NEW YORK (Reuters) - On Friday, after Bill Gross quit Pimco and the Total Return Fund he had run for 27 years, California-based EP Wealth Advisors decided to pull the plug that same day. Ending its investment in Total Return left it with $130 million in uninvested assets and one weekend to decide what to do with it.
“We assumed with that level of assets our due diligence process was not going to get done in three days, so we needed a place to park the money temporarily,” said Kevin Ashworth, the firm’s investment director. EP had invested in Total Return for more than a decade, and it was the firm’s largest fixed income position.
On Monday, the firm moved the entire sum into BlackRock Inc’s iShares Core U.S. Aggregate Bond ETF. It was a way to keep exposure to the bond market while buying time to search for a new manager and “better than being in cash, which is earning zero,” Ashworth said.
The move by Ashworth and other investors who withdrew money from Total Return on Friday helped drive the iShares ETF on Monday to a record trading volume of $791 million, more than five times its daily average. The ETF has $19 billion in assets.
The shift underscores how important easily traded exchange-traded funds have become for active investors, especially during market tumult.
Money managers use ETFs as short-term shelters during broad market disruptions and for transitional moves between asset classes or investment companies, said Matt Tucker, head of the iShares fixed-income strategy team at BlackRock, the largest U.S. ETF provider.
Tucker said his firm saw a surge in temporary money piling into iShares ETFs over the last week as investors contemplated their next move. The ETF is up 0.53 percent since Friday, according to Lipper.
ETFs trade on stock exchanges throughout the day and offer fast-trading investors the time and space to be reflective, but they also raise questions about whether their use as parking lots adds risk and volatility to markets or instead makes them run more smoothly. As ETF trading volume accelerates, amid a decline in the trading of the underlying corporate bond market, it gives investors improved liquidity and a better read on fixed-income prices during periods of market volatility, Fitch Ratings said in a May report.
“You are basically moving from one pool of bonds to another pool of bonds, and the market absorbs those kinds of moves intra-day pretty quickly,” said Dave Nadig, chief investment officer of research and analytics firm ETF.com.
ETFs also help to prevent an influx of hot money going into long-term funds, where it could disrupt and drive up transaction costs for long-term shareholders.

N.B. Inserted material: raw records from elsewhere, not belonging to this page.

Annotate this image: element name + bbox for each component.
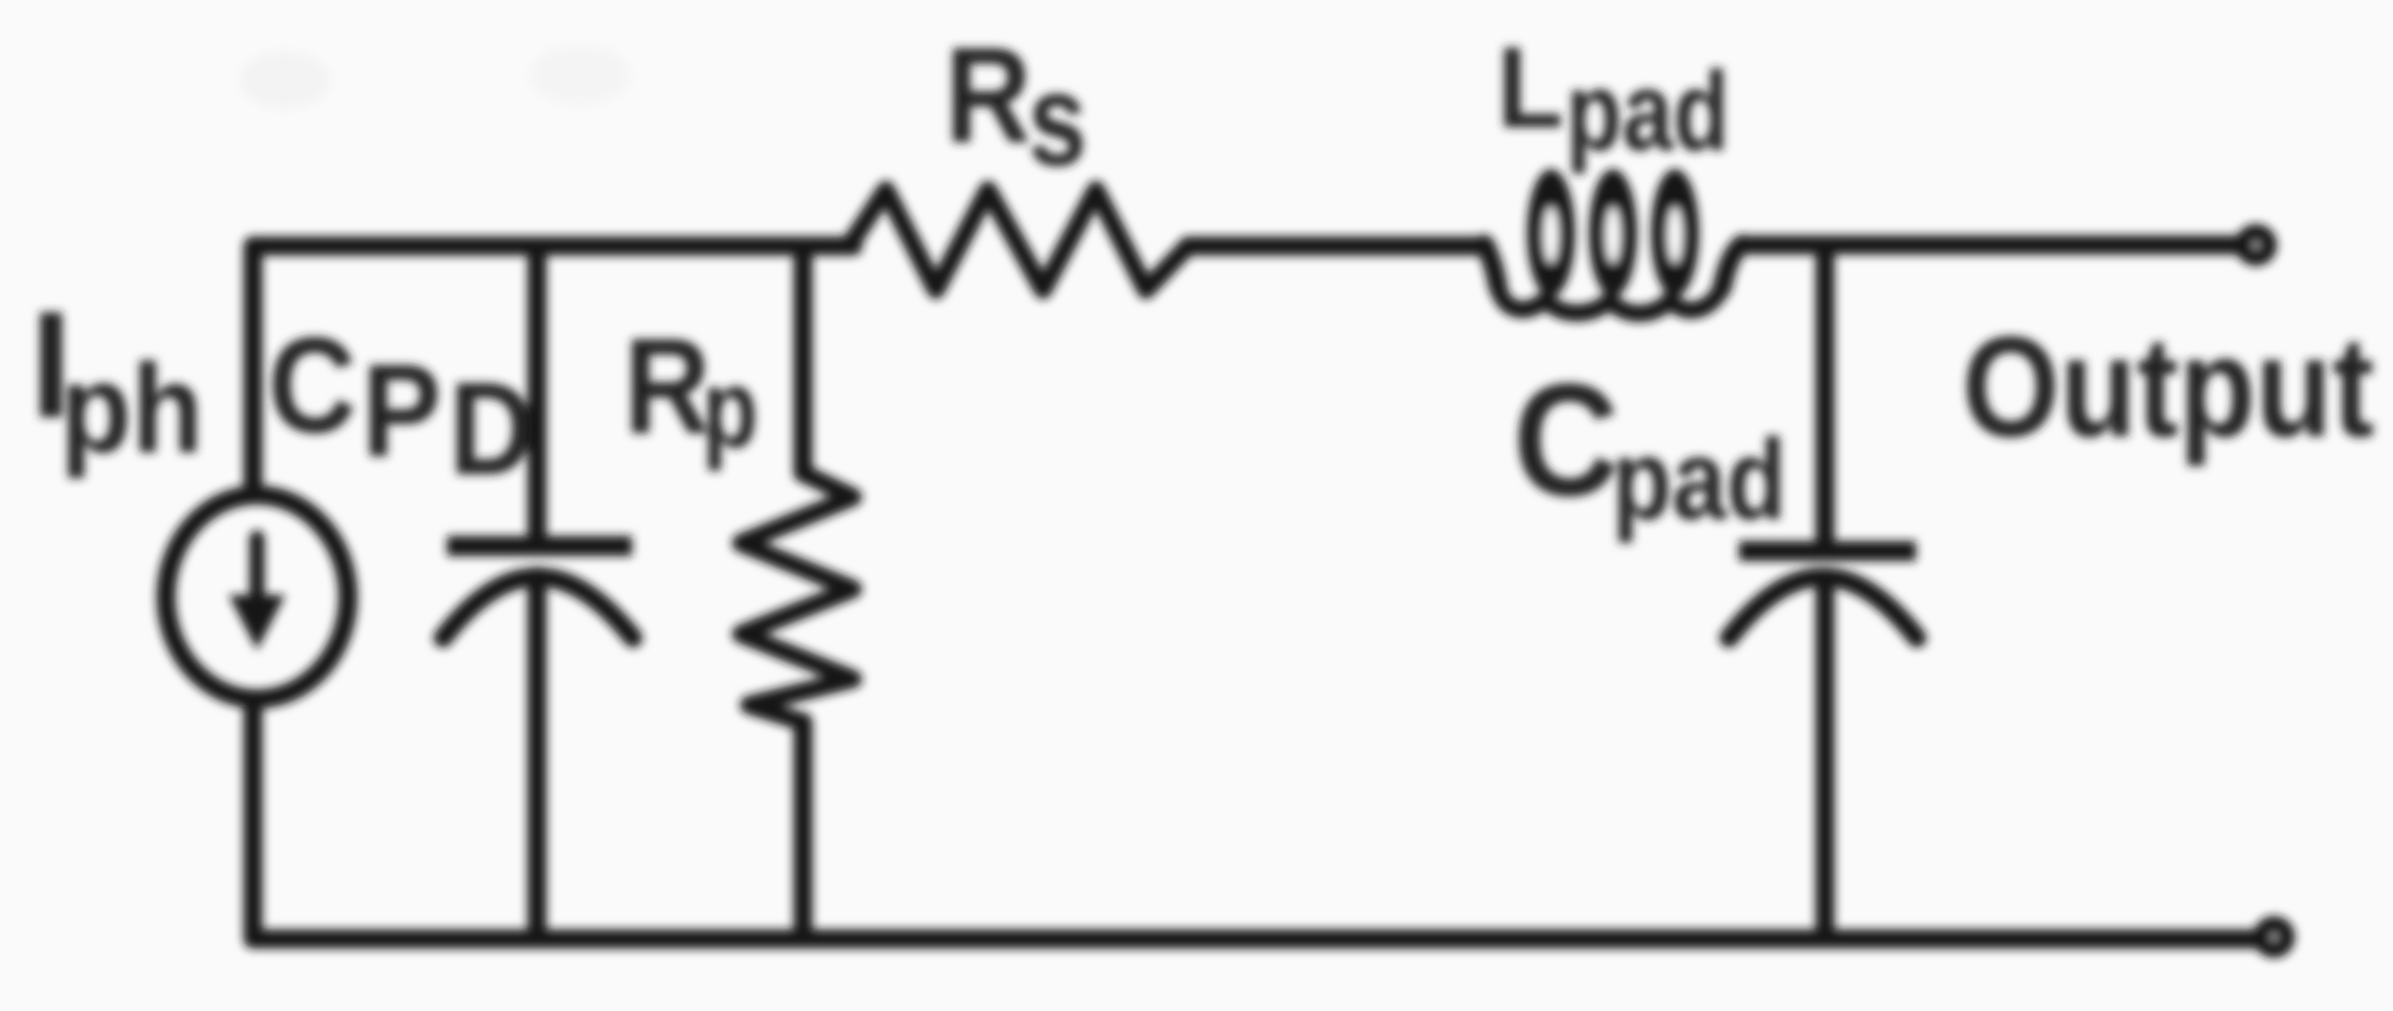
inductor L_pad right step	[1722, 244, 1742, 288]
resistor R_s zigzag	[849, 190, 1188, 290]
wire left vertical upper (source to top node)	[244, 246, 263, 492]
svg-text:L: L	[1497, 22, 1564, 151]
svg-text:D: D	[449, 354, 535, 502]
capacitor C_PD curved plate	[443, 577, 633, 638]
resistor R_p zigzag	[741, 473, 853, 722]
svg-text:pad: pad	[1612, 416, 1786, 544]
capacitor C_PD lower lead	[528, 576, 547, 939]
inductor L_pad loop 3	[1651, 169, 1699, 297]
output terminal top dot	[2235, 224, 2277, 266]
wire left vertical lower (source to bottom node)	[244, 704, 263, 939]
current source arrow head	[229, 595, 285, 650]
faint scan smudge left	[240, 52, 330, 108]
svg-text:s: s	[1028, 47, 1087, 194]
capacitor C_pad top plate	[1739, 541, 1916, 561]
wire top-right (Lpad to output terminal)	[1748, 236, 2256, 255]
resistor R_p bottom lead	[794, 722, 813, 939]
resistor R_p top lead	[794, 246, 813, 473]
inductor L_pad bottom scallops	[1498, 287, 1722, 314]
capacitor C_pad curved plate	[1729, 577, 1917, 638]
svg-text:Output: Output	[1962, 306, 2374, 466]
svg-text:pad: pad	[1566, 48, 1729, 174]
inductor L_pad loop 2	[1589, 169, 1637, 297]
output terminal bottom dot	[2253, 916, 2295, 958]
inductor L_pad loop 3 inner	[1668, 207, 1682, 263]
svg-text:C: C	[1513, 350, 1619, 529]
svg-text:C: C	[268, 310, 356, 461]
faint scan smudge right	[530, 45, 630, 105]
svg-text:ph: ph	[60, 338, 203, 479]
svg-text:R: R	[945, 20, 1031, 172]
wire top-middle (Rs to Lpad)	[1188, 237, 1486, 256]
capacitor C_PD top plate	[447, 536, 632, 556]
svg-text:P: P	[362, 336, 441, 484]
inductor L_pad loop 2 inner	[1606, 207, 1620, 263]
inductor L_pad loop 1	[1527, 169, 1575, 297]
wire bottom rail	[253, 930, 2274, 949]
svg-text:p: p	[702, 345, 758, 471]
svg-text:R: R	[624, 311, 710, 463]
capacitor C_pad top lead	[1816, 245, 1835, 542]
capacitor C_pad lower lead	[1816, 580, 1835, 939]
wire top-left horizontal (node: source top)	[253, 237, 853, 256]
current source arrow shaft	[250, 538, 265, 596]
current source I_ph circle	[166, 495, 348, 699]
inductor L_pad left step	[1484, 244, 1498, 287]
inductor L_pad loop 1 inner	[1544, 207, 1558, 263]
capacitor C_PD top lead	[528, 246, 547, 538]
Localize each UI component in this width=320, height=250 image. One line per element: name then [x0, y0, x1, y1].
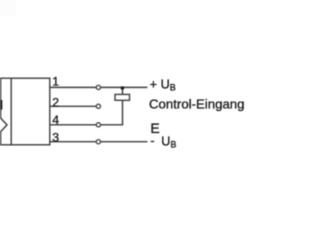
sensor box outline [1, 78, 50, 145]
terminal circle pin1 [96, 85, 100, 89]
sensor box divider [10, 78, 12, 145]
svg-text:Control-Eingang: Control-Eingang [149, 96, 245, 111]
terminal circle pin4 [96, 123, 100, 127]
wire pin1 box to terminal [50, 86, 96, 88]
sensor symbol: diamond (clipped) [0, 117, 7, 133]
svg-text:1: 1 [52, 75, 59, 89]
wire resistor to junction [122, 87, 124, 94]
junction dot on +UB line [121, 86, 125, 90]
svg-text:3: 3 [52, 130, 59, 144]
sensor symbol: filled square (clipped) [0, 100, 2, 110]
svg-text:2: 2 [52, 95, 59, 109]
terminal circle pin2 [96, 104, 100, 108]
wire pin4 box to terminal [50, 124, 96, 126]
wire pin2 box to terminal [50, 105, 96, 107]
svg-text:4: 4 [52, 113, 59, 127]
faint corner artifact [0, 0, 16, 15]
resistor R (pull-up) [115, 94, 130, 100]
wire pin4 terminal to resistor corner [101, 100, 123, 125]
wire pin3 terminal to -UB [101, 141, 148, 143]
wire pin3 box to terminal [50, 141, 96, 143]
svg-text:-: - [150, 134, 154, 148]
wire pin1 terminal to +UB [101, 86, 148, 88]
terminal circle pin3 [96, 140, 100, 144]
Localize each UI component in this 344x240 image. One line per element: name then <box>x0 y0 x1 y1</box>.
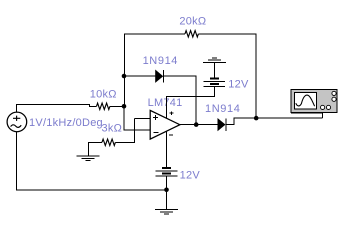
node A summing junction <box>122 104 127 109</box>
svg-text:1N914: 1N914 <box>143 55 178 67</box>
op-amp U1 LM741 triangle <box>150 110 180 139</box>
svg-text:1N914: 1N914 <box>205 103 240 115</box>
node scope net junction <box>254 116 259 121</box>
diode D2 1N914 <box>218 119 226 131</box>
node ground junction <box>164 188 169 193</box>
op-amp inverting input mark <box>154 132 159 134</box>
wire top feedback left segment <box>124 33 185 35</box>
node output junction <box>194 122 199 127</box>
resistor R1 10kOhm <box>97 103 110 109</box>
op-amp V- power pin mark <box>169 134 173 136</box>
wire R3 left lead to ground G1 <box>89 142 102 156</box>
node diode branch junction <box>122 74 127 79</box>
svg-text:1V/1kHz/0Deg: 1V/1kHz/0Deg <box>29 117 103 129</box>
diode D1 1N914 <box>156 70 164 82</box>
AC source V1 <box>7 112 27 132</box>
svg-text:LM741: LM741 <box>148 97 183 109</box>
ground G3 (bottom center) <box>155 209 178 214</box>
wire source bottom return rail <box>17 132 167 190</box>
wire scope pin <box>322 112 324 118</box>
wire D1 cathode down to output node <box>164 76 197 124</box>
wire V+ power pin to battery V2 <box>167 87 215 118</box>
svg-text:20kΩ: 20kΩ <box>179 15 206 27</box>
wire source top lead to R1 <box>17 105 97 113</box>
wire noninverting input from R3 riser <box>135 117 151 119</box>
op-amp noninverting input mark <box>153 115 158 120</box>
ground G1 (3k branch) <box>77 156 100 161</box>
op-amp V+ power pin mark <box>170 111 174 115</box>
svg-text:10kΩ: 10kΩ <box>90 89 117 101</box>
ground G2 (rotated 180, above V2) <box>203 58 226 63</box>
wire ground lead G3 <box>166 190 168 210</box>
wire R1 to input node <box>110 105 124 107</box>
resistor R3 3kOhm <box>102 139 115 145</box>
svg-text:3kΩ: 3kΩ <box>102 123 123 135</box>
battery V3 12V negative supply <box>156 168 178 176</box>
wire op-amp output <box>180 124 218 126</box>
wire top feedback right segment <box>198 34 256 118</box>
wire battery V2 top lead <box>214 62 216 78</box>
battery V2 12V positive supply <box>204 78 226 86</box>
resistor R2 20kOhm <box>185 31 198 37</box>
wire R3 to noninverting riser <box>115 118 134 142</box>
wire D2 cathode jog up to scope net <box>226 118 323 125</box>
wire battery V3 to ground node <box>166 177 168 190</box>
oscilloscope XSC1 icon <box>291 90 337 113</box>
svg-text:12V: 12V <box>180 169 201 181</box>
wire inverting input from node A <box>124 106 150 130</box>
wire left feedback vertical <box>124 34 126 107</box>
wire V- power pin to battery V3 <box>166 131 168 167</box>
svg-text:12V: 12V <box>228 79 249 91</box>
wire node to diode D1 <box>124 75 156 77</box>
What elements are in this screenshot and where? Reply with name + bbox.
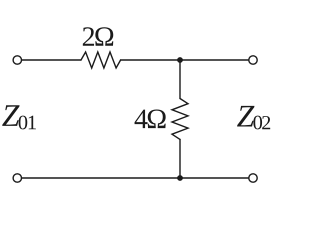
value label 4Ω for R2 [135, 110, 148, 128]
resistor R2 4Ω shunt zigzag [172, 99, 188, 140]
wire top rail left segment [22, 59, 81, 61]
terminal port 2 top-right open circle [249, 56, 257, 64]
node junction dot bottom at R2 bottom [177, 175, 183, 181]
wire shunt branch upper [179, 60, 181, 98]
node junction dot top at R2 top [177, 57, 183, 63]
port impedance label Z02 [237, 106, 254, 127]
port impedance label Z01 [2, 105, 19, 126]
terminal port 1 top-left open circle [13, 56, 21, 64]
terminal port 1 bottom-left open circle [13, 174, 21, 182]
wire bottom rail [22, 177, 249, 179]
resistor R1 2Ω series zigzag [81, 52, 121, 68]
value label 2Ω for R1 [83, 27, 94, 46]
wire shunt branch lower [179, 139, 181, 178]
terminal port 2 bottom-right open circle [249, 174, 257, 182]
wire top rail right segment [121, 59, 249, 61]
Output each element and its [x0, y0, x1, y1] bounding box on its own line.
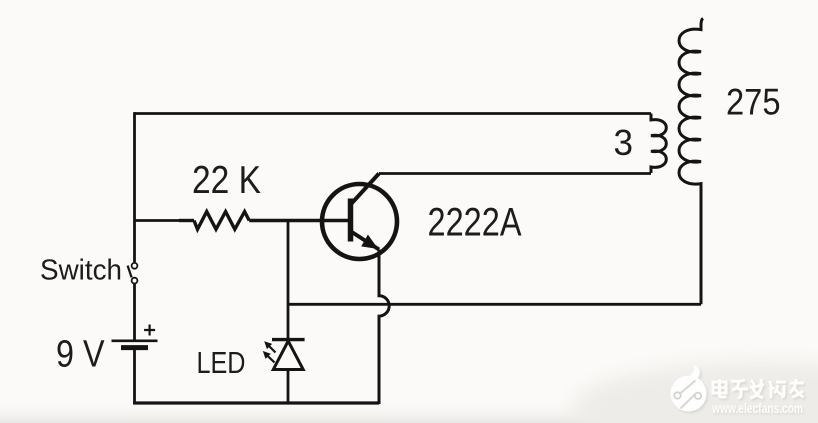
wire: resistor to transistor base: [249, 219, 348, 222]
svg-text:3: 3: [614, 122, 634, 163]
svg-text:Switch: Switch: [40, 254, 122, 286]
transistor collector diagonal: [352, 174, 380, 204]
LED cathode bar: [272, 338, 305, 341]
wire: LED branch vertical upper (base node down to LED): [287, 221, 290, 339]
transistor base bar: [348, 199, 354, 242]
svg-text:LED: LED: [197, 345, 246, 380]
LED triangle: [273, 341, 303, 370]
watermark text 电子发烧友 (approximated strokes): [713, 379, 806, 400]
resistor R1 22K zigzag: [194, 212, 249, 230]
switch contact circle top: [132, 263, 138, 269]
transformer primary coil (3 turns): [651, 114, 666, 174]
wire: base node to secondary coil bottom: [288, 303, 701, 306]
wire: base branch from left rail to resistor: [135, 219, 180, 222]
switch blade: [128, 266, 132, 278]
transformer secondary coil (275 turns): [679, 18, 703, 304]
transistor emitter arrowhead: [361, 235, 378, 250]
switch contact circle bottom: [132, 278, 138, 284]
wire: top rail from left rail to primary coil top: [135, 112, 652, 115]
wire: LED branch vertical lower (LED to bottom rail): [287, 370, 290, 403]
svg-text:275: 275: [726, 80, 781, 122]
wire: left rail battery to bottom rail: [133, 350, 136, 404]
LED emission arrow 2: [266, 354, 275, 362]
wire: left rail upper (top rail to switch): [133, 112, 136, 262]
svg-text:www.elecfans.com: www.elecfans.com: [711, 400, 803, 416]
wire: collector to primary coil bottom: [379, 172, 651, 175]
svg-text:2222A: 2222A: [428, 201, 522, 245]
wire: left rail between switch and battery: [133, 284, 136, 340]
transistor emitter diagonal: [351, 232, 379, 250]
battery negative plate: [121, 345, 148, 350]
transistor Q1 2222A: [322, 174, 397, 260]
battery positive plate: [112, 339, 158, 342]
svg-text:9 V: 9 V: [56, 334, 105, 376]
LED D1: [263, 340, 305, 370]
battery plus sign: [144, 325, 155, 336]
wire: emitter vertical with hop over node wire: [379, 250, 389, 405]
LED emission arrow 1: [268, 345, 276, 353]
transistor circle: [322, 184, 397, 259]
battery B1 9V: [112, 325, 158, 348]
svg-text:22 K: 22 K: [192, 159, 261, 202]
wire: bottom rail: [133, 401, 379, 404]
switch S1: [128, 263, 138, 284]
watermark logo elecfans: [671, 365, 709, 414]
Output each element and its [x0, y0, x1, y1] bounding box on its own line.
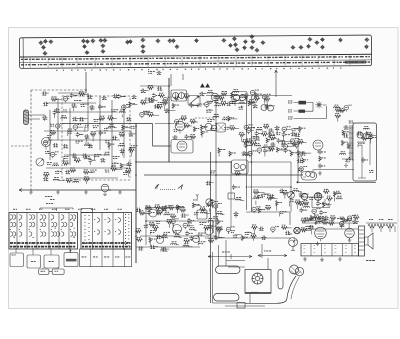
dashed alignment box front-end: [62, 96, 130, 180]
ground symbols on rail: [29, 190, 33, 194]
gnd below output tubes: [316, 242, 320, 246]
wire: vertical stub x171 from band: [170, 74, 172, 86]
changer base lines: [213, 303, 266, 306]
switch table section A outline: [9, 213, 78, 250]
output transformer: [359, 226, 365, 256]
coupling box mid: [232, 160, 249, 174]
wire: vertical x216: [215, 95, 217, 240]
transformer core lines left of box: [349, 125, 354, 160]
TR-SW bracket label: [46, 202, 48, 205]
CX3N label dark: [345, 61, 366, 64]
grounds below terminal box: [303, 257, 307, 261]
volume pot: [288, 192, 295, 199]
small tube left-bottom: [101, 184, 109, 195]
LN1 label: [74, 99, 76, 102]
wire: horizontal y212: [246, 212, 290, 225]
component field: detector section upper: [239, 124, 308, 157]
MOTOR label: [66, 259, 77, 262]
preamp tube 5: [157, 237, 164, 244]
IF transformer T1: [171, 90, 187, 101]
idler discs: [290, 265, 304, 276]
component field: mid coupling: [140, 85, 168, 118]
potentiometer left: [36, 158, 44, 166]
junction dots: [135, 161, 137, 163]
dial lamp star: [315, 101, 322, 108]
wire: long horizontal y162: [136, 161, 232, 163]
detector tube: [313, 140, 323, 153]
component field: mid components row: [205, 89, 275, 112]
switch table coil symbols: [10, 212, 121, 238]
small box on x231: [228, 193, 235, 199]
section B columns: [92, 213, 94, 250]
wire: dashed horizontal y146 left: [11, 145, 31, 147]
stub marks below band left-mid: [148, 70, 149, 73]
component field: mid column parts: [206, 148, 245, 238]
dotted last column: [125, 214, 127, 246]
changer small box: [237, 303, 245, 309]
wire: vertical x231: [230, 161, 232, 228]
wire: horizontal y123.5: [62, 124, 171, 147]
dark circle part above changer: [294, 227, 300, 233]
wire: top rail y86: [140, 85, 170, 87]
roller bar capsule: [278, 270, 283, 290]
tube V3: [171, 140, 193, 154]
changer arm capsule 1: [216, 266, 241, 274]
vertical coil mid column: [212, 221, 213, 233]
IF transformer T2: [232, 92, 247, 104]
component field: right small parts: [333, 105, 351, 122]
wire: vertical x210 chassis left: [210, 152, 212, 303]
component field: parts left of osc box: [340, 121, 354, 163]
TK-56A label: [366, 259, 368, 262]
handwritten mark: [155, 185, 159, 190]
oscillator box top right: [353, 123, 377, 181]
fuse rect 2: [299, 110, 306, 113]
section A columns: [16, 213, 18, 250]
tube V2b: [175, 121, 185, 133]
wire: dashed y118: [195, 117, 216, 119]
ground rail y190: [19, 189, 136, 191]
component field: parts above changer: [231, 225, 312, 241]
pot arrow below box: [342, 157, 351, 167]
table text row 1: [21, 57, 370, 60]
changer link stubs: [213, 240, 263, 303]
dotted first column section B: [84, 215, 86, 246]
motor symbol flower: [289, 238, 298, 251]
dial lamp labels: [288, 100, 290, 103]
idler arm curve: [245, 276, 296, 303]
twin circles row2: [205, 123, 217, 130]
tuning gang box: [188, 96, 200, 106]
dial ticks below band: [56, 68, 342, 70]
wire: horizontal y169.4: [314, 168, 354, 170]
motor base dark plate: [245, 292, 271, 294]
table right extension: [80, 249, 132, 267]
crystal box with X: [217, 123, 226, 132]
small y mark: [196, 194, 198, 199]
L.A.B text: [45, 195, 47, 198]
table footer text band B: [82, 242, 131, 244]
wire: horizontal y187: [248, 186, 291, 188]
fuse rect 1: [299, 101, 307, 105]
bottom small row: [148, 207, 185, 209]
terminal box marks: [304, 246, 306, 253]
wire: top right rail y96: [206, 95, 292, 97]
dimension arrow 1: [208, 254, 252, 259]
switch unit boxes: [10, 253, 78, 268]
feed wires into motor box: [226, 258, 268, 270]
preamp wires: [136, 205, 216, 247]
component field: left column parts right section: [297, 151, 311, 173]
two small boxes below: [39, 268, 64, 275]
box interior marks: [12, 254, 14, 257]
wire: dashed horizontal y90: [31, 89, 86, 91]
wire: vertical stub x183 from band: [182, 74, 184, 80]
rectifier circles: [300, 193, 332, 208]
lamp wiring: [294, 103, 327, 119]
wire: dashed vertical x31: [30, 90, 32, 190]
tube V1a circle: [42, 138, 51, 147]
component field: mid extra parts: [150, 92, 207, 113]
tube V2: [211, 93, 219, 103]
preamp box: [197, 210, 207, 219]
wire: horizontal y93: [58, 92, 86, 94]
lower terminal box: [301, 244, 358, 256]
preamp tube 3: [205, 227, 213, 235]
extension cell text: [82, 256, 84, 259]
dual diode loop: [301, 169, 317, 180]
table text row 2: [21, 62, 370, 65]
dimension arrow 2: [258, 254, 287, 256]
twin circles right of mid row: [261, 105, 274, 112]
stubs table to boxes: [16, 248, 70, 255]
preamp tube 2: [173, 225, 182, 234]
wire: vertical bus x169: [168, 78, 170, 162]
tube symbols in band: [38, 33, 369, 55]
detector cap stack: [318, 149, 322, 154]
wire: vertical x298 right column: [297, 145, 299, 182]
component field: front-end section: [42, 91, 138, 184]
output tube 2: [345, 228, 355, 238]
component field: power section: [298, 189, 342, 215]
wire: vertical bus x136: [135, 123, 137, 263]
triangle glyph: [200, 83, 210, 87]
output rail wires: [302, 223, 397, 229]
tube table band outline: [19, 35, 371, 68]
changer arm capsule 2: [214, 294, 240, 302]
table column header marks: [13, 208, 15, 211]
component field: second tube row parts: [173, 114, 240, 139]
pot mid column: [206, 199, 212, 205]
pickup connector bar: [24, 110, 46, 125]
wire: vertical x251.5: [251, 96, 253, 212]
wire: long horizontal y182.3: [297, 181, 376, 183]
resistor chain right: [368, 224, 395, 232]
component field: row above preamp: [146, 205, 180, 215]
output tube 1: [315, 227, 327, 241]
motor pulley: [252, 273, 263, 284]
table cell separators: [30, 54, 350, 68]
motor board box: [245, 270, 271, 294]
osc box interior wires: [358, 140, 370, 178]
wire: vertical x291: [290, 162, 292, 212]
component field: output row parts: [301, 215, 359, 235]
front-end wire grid: [44, 93, 132, 178]
table footer text band A: [10, 242, 76, 244]
wire: horizontal y162 right segment: [248, 161, 291, 163]
preamp tube 4: [193, 236, 200, 243]
wire: vertical stub x86 from band: [85, 72, 87, 93]
component field: oscillator box parts: [357, 126, 377, 147]
component field: audio preamp section: [135, 203, 224, 252]
switch table section B outline: [81, 213, 132, 250]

“They act as pretty good safety valves, especially for these less-liquid asset classes” such as the high-yield bonds held in the Total Return fund, said Michael Temple, director of credit research at Boston-based Pioneer Investments. Rather than money coming out of open-ended bond mutual funds, “the ‘hot money’ tends to be in ETFs.”
To be sure, ETFs can spark volatility in corners of the bond market, too, as they foster frequent trading, putting them at odds with long-term investors, according to analysts. Hedge funds, for example, have made big, quick moves in and out of junk-bond ETFs, creating a ripple of volatility for the market to absorb.
BlackRock’s iShares ETF may have been the biggest beneficiary of last week’s Pimco selloff - it had $404 million in new money entering the fund on Monday in its biggest single-day gain this year. On Tuesday, the fund added another $349 million.
Vanguard’s Total Bond Market ETF also spiked on Monday and Tuesday, albeit in smaller amounts, as investors looked for places to invest their money amid the fallout at Pimco. The fund is up 0.56 percent since Friday.
The iShares iBoxx $ Investment Grade Corporate Bond ETF for corporate exposure and the iShares 1-3 Year Treasury Bond ETF for short duration exposure are also liquid funds that are good spots for temporary money, Nadig said. LQD is up 0.70 percent and SHY has risen 0.13 percent since Friday.
Without the availability of ETFs, fast-trading investors might not have such broad portfolios to jump into and out of. Vanguard, for example, blocks short-term investors from using traditional bond mutual funds aimed at long-term investors. It is common for traditional mutual funds to charge investors who sell quickly after they buy.
“Clearly there’s some reallocation going on in the market place,” as some money moves out of long-term funds into ETFs, said Greg Davis, global bond chief at Vanguard Group.
Meanwhile, those temporary moves may not be lightning fast. Those holding periods can be anywhere from a couple of days to several months, said BlackRock’s Tucker. Even if the money ultimately leaves BlackRock, every $1 billion left in the ETF with a 0.08 percent annual expense ratio can leave the asset management company about $26.7 million richer in just four months. And some money may turn out to be far less temporary than expected, if investors like EP Wealth’s Ashworth decide to stop chasing active management and instead embrace ETF’s index-following, low-cost approach.
Ashworth said he told his firm’s advisers that they should tell clients to expect to be in the ETF for at least a month, potentially longer.
“I don’t see us making a decision in two weeks and switching out,” he said.